"Os espelhos estão cheios de gente.
Os invisíveis nos vêem.
Os esquecidos se lembram de nós.
Quando nos vemos, os vemos.
Quando nos vamos, se vão?"
Eduardo Galeano: Espelhos

segunda-feira, 30 de dezembro de 2013

Mulher e exclusão no Brasil do século XIX

A imagem da mulher presente nas obras dos viajantes que visitaram o Brasil na primeira metade do século XIX era de uma mulher quase criança, vivendo seus primeiros anos sob a tutela de um pai despótico e, mais tarde, sob o controle estrito do marido, ao qual, de acordo com o costume, a lei e a religião, ela devia total obediência; uma criatura sexualmente inibida, mas que poderia de repente romper as barreiras que a cercavam e se entregar ao desvario de uma paixão, e por isso era estreitamente vigiada; uma mulher com pouca ou nenhuma educação e iniciativa, que aspirava apenas ao casamento e à maternidade [...].
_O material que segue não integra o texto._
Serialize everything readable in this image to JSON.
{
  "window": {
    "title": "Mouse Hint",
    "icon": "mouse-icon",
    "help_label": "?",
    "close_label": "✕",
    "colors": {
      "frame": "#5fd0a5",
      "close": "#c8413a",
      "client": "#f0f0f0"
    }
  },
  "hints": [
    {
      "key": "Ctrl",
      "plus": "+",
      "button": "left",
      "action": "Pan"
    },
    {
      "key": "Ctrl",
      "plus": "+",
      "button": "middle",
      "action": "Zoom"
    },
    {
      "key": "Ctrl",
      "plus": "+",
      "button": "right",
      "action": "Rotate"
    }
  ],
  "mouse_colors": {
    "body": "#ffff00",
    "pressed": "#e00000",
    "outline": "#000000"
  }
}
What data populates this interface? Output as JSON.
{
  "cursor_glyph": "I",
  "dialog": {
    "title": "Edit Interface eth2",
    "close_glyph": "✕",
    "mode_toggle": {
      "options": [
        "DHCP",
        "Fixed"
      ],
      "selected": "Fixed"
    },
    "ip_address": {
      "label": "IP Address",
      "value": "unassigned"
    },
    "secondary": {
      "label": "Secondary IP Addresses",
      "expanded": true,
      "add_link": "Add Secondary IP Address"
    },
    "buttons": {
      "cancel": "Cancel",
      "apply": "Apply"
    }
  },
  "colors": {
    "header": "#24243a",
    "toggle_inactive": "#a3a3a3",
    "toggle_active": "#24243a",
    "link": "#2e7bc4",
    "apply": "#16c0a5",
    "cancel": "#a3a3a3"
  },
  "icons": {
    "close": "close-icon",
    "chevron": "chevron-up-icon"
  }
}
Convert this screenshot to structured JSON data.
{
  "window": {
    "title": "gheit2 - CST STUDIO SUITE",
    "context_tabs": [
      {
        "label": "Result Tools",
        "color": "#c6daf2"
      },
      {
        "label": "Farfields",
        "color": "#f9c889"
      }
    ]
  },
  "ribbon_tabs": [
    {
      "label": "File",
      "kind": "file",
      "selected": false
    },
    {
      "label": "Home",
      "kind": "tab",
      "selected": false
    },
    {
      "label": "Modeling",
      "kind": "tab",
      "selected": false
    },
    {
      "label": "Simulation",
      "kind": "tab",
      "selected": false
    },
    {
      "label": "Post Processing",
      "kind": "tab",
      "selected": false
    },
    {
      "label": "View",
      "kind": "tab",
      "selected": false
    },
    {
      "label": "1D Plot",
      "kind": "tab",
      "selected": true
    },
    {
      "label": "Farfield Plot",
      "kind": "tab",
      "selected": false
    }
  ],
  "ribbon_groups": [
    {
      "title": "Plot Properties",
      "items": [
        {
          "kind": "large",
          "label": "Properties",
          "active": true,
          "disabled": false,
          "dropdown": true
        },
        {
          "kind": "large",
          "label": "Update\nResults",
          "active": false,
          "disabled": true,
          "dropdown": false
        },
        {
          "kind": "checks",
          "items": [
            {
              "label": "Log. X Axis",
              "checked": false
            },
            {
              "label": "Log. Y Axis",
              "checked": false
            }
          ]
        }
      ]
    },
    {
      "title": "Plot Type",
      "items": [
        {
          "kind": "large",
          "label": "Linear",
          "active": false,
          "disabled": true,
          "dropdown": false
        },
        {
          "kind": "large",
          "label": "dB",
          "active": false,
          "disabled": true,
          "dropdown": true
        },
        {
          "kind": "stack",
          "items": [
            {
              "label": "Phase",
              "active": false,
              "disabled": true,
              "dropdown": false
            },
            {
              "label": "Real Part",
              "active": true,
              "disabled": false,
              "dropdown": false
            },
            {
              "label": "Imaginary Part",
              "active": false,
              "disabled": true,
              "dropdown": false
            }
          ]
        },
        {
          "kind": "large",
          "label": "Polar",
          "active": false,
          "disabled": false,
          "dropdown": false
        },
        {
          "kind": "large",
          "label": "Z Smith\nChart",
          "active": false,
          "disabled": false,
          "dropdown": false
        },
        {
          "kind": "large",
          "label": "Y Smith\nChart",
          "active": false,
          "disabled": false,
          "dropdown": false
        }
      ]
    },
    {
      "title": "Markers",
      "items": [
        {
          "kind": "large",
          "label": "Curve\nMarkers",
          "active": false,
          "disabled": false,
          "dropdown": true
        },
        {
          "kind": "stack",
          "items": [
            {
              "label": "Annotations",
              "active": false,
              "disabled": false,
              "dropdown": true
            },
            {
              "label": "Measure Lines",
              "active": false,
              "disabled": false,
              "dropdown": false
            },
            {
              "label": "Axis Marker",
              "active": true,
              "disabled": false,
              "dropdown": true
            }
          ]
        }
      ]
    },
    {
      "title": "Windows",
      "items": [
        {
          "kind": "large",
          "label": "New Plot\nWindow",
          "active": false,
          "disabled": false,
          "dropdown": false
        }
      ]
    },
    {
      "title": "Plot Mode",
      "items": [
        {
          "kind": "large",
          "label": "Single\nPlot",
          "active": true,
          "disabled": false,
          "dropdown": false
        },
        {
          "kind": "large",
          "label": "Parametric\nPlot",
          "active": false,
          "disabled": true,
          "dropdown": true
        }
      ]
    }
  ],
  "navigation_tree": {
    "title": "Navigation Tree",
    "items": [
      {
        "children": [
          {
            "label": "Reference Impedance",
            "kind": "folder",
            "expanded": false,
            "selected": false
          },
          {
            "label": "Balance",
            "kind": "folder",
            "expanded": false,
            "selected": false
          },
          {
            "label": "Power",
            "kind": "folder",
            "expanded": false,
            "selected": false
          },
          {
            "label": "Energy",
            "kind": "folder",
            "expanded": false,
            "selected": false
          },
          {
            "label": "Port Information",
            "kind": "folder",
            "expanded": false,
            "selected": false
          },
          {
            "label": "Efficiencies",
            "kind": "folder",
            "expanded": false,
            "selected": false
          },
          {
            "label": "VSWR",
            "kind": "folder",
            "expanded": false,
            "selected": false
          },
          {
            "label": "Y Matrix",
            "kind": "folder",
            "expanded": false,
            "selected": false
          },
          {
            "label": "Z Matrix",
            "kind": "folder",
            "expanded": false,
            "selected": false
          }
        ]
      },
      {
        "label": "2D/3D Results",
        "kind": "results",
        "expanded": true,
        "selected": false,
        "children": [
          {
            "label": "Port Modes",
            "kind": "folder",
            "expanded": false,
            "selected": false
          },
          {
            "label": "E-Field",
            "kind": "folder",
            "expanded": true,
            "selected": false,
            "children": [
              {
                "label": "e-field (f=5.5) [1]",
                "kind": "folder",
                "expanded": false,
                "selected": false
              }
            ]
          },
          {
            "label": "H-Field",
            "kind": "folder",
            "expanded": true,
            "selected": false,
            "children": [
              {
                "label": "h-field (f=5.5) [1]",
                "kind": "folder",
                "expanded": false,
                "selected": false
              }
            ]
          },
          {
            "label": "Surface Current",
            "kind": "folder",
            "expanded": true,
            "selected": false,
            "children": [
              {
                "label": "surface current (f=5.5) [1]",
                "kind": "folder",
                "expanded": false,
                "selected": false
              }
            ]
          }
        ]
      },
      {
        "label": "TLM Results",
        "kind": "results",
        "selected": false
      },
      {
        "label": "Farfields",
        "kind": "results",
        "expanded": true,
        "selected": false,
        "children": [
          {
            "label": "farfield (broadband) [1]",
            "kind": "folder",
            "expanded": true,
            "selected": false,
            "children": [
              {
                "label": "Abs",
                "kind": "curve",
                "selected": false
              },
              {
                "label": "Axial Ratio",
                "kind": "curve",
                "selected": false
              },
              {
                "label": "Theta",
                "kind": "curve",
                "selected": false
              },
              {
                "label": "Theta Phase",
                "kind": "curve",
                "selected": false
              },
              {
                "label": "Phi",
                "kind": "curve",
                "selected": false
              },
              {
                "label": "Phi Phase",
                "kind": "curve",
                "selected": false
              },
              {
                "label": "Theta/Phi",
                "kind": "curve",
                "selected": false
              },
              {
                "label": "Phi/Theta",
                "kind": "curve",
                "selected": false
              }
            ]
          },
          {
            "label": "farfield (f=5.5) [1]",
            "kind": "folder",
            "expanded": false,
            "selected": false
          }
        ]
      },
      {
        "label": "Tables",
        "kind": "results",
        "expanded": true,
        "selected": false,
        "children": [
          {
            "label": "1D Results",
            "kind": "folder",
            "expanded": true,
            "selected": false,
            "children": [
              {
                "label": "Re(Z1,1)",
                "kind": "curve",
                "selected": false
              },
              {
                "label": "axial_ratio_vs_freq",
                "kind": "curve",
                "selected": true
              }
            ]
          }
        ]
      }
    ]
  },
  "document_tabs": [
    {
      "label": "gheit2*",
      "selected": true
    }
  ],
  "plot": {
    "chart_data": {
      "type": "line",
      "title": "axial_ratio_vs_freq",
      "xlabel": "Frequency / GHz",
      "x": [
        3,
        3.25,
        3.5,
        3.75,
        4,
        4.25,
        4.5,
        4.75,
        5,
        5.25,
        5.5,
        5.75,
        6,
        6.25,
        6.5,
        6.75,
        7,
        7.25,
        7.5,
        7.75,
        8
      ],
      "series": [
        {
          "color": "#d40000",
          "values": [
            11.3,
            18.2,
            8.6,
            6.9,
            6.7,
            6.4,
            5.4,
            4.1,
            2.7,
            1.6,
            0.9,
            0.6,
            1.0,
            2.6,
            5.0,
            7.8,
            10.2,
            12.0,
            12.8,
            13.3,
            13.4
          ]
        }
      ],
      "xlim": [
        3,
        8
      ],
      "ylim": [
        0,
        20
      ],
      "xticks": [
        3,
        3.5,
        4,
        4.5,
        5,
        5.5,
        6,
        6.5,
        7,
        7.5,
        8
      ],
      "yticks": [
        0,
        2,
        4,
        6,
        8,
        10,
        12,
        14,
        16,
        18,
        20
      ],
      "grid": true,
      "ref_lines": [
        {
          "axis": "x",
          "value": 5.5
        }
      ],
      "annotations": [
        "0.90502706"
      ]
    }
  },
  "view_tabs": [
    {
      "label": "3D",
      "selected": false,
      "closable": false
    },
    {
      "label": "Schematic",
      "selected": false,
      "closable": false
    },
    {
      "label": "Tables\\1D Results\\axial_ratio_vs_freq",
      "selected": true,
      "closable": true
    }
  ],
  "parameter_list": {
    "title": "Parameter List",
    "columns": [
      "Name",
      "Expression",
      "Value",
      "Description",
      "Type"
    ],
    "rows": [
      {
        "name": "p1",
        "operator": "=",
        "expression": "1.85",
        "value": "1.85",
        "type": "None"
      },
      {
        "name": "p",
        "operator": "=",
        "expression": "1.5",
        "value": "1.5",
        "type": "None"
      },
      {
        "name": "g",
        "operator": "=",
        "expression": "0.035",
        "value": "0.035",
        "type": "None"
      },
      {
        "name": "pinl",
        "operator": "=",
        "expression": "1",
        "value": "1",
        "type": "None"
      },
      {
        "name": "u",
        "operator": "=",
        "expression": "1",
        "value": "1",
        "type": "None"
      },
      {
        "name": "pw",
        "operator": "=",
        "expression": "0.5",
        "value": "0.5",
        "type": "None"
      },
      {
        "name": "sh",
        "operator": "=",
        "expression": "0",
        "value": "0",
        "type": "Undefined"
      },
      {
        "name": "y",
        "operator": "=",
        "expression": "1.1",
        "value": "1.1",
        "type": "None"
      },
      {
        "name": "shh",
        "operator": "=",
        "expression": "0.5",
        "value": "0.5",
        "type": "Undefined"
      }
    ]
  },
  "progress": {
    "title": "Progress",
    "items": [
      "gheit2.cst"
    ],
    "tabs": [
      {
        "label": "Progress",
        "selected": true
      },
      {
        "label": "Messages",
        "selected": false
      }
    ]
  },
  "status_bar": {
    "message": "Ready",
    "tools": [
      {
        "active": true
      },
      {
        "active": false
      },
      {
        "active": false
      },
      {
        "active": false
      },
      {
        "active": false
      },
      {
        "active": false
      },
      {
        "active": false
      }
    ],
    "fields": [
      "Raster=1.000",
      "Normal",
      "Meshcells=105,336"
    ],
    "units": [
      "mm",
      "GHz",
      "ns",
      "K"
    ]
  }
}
Cena de família de Adolfo Augusto Pinto, José Ferraz de Almeida Junior

As referências ao isolamento em que viviam as mulheres da classe alta e média na primeira metade do século XIX, quando elas eram mantidas quase segregadas, longe dos olhos dos estranhos, sendo vistas apenas de esguelha quando iam à igreja, cederam lugar ao longo do século a imagens de maior sociabilidade. Mulheres passaram a ser vistas frequentando bailes, teatros e confeitarias, visitando amigos e até mesmo servindo-se do bonde para ir às compras ou à praia. Mas o retrato da mulher dependente [...] persistia [...].


Negro e negra numa fazenda, Rugendas

Durante muito tempo, esses dois retratos - o da mulher dependente e o do poder patriarcal com seu inegável viés classista - ocultaram dos historiadores não só a complexidade e variedade da experiência feminina como também as mudanças que estavam tendo lugar na vida das mulheres no decorrer do século XIX. Tais generalizações baseavam-se na experiência das classes média e alta. Ninguém parecia perguntar se essa forma de representação era válida para outros grupos sociais. Durante muito tempo, ninguém parecia prestar muita atenção às discrepâncias entre o comportamento real das mulheres e as prescrições das leis, da Igreja e dos moralistas. Sistematicamente ignorados ou minimizados foram os casos de separação e até mesmo divórcio autorizados pela Igreja em certas circunstâncias. [...] Esquecidas foram também as que simplesmente se negaram a casar, preferindo permanecer solteiras. Ignoradas também foram aquelas que se rebelaram contra os pais, insistindo em obter uma educação superior e até mesmo uma profissão. Até a segunda metade do século XX, a história pouco valorizou as mulheres que, um século antes, criaram sociedades abolicionistas e literárias, escreveram livros e artigos criticando o sistema patriarcal, publicaram revistas em favor da emancipação da mulher, apoiaram o movimento republicano, associaram-se aos primeiros grupos socialistas e anarquistas e exigiram o direito à educação e ao voto. Na penumbra também permaneceram as mulheres que, à testa de negócios e de fazendas, conseguiram sustentar suas famílias depois da morte dos maridos, assim como as mulheres das camadas subalternas, escravas ou livres.


Largo da Carioca (com o Chafariz da Carioca, na frente e o Convento de Santo Antônio, no fundo). 
Eduard Hildebrandt

Se bem que a imagem do patriarcalismo persistisse, ela estava se tornando cada vez menos adequada para representar a experiência das mulheres das classes média e alta, nas últimas décadas do século XIX, pelo menos em algumas regiões do país. Note-se que essa imagem nunca corresponderia à experiência de mulheres das classes subalternas. [...] Dificilmente se enquadrariam nesse retrato patriarcal as escravas, mulheres que trabalhavam como empregadas e amas de leite na casa dos ricos, as trabalhadoras da indústria, as prostitutas e vendeiras nas ruas das cidades, assim como as que, na zona rural, trabalhava, de sol a sol ao lado dos homens.

COSTA, Emília Viotti da. Da Monarquia à República: momentos decisivos. São Paulo: Unesp, 2007. p. 493-498.

NOTA: O texto "Mulher e exclusão no Brasil do século XIX" não representa, necessariamente, o pensamento deste blog. Foi publicado com o objetivo de refletirmos sobre a construção do conhecimento histórico.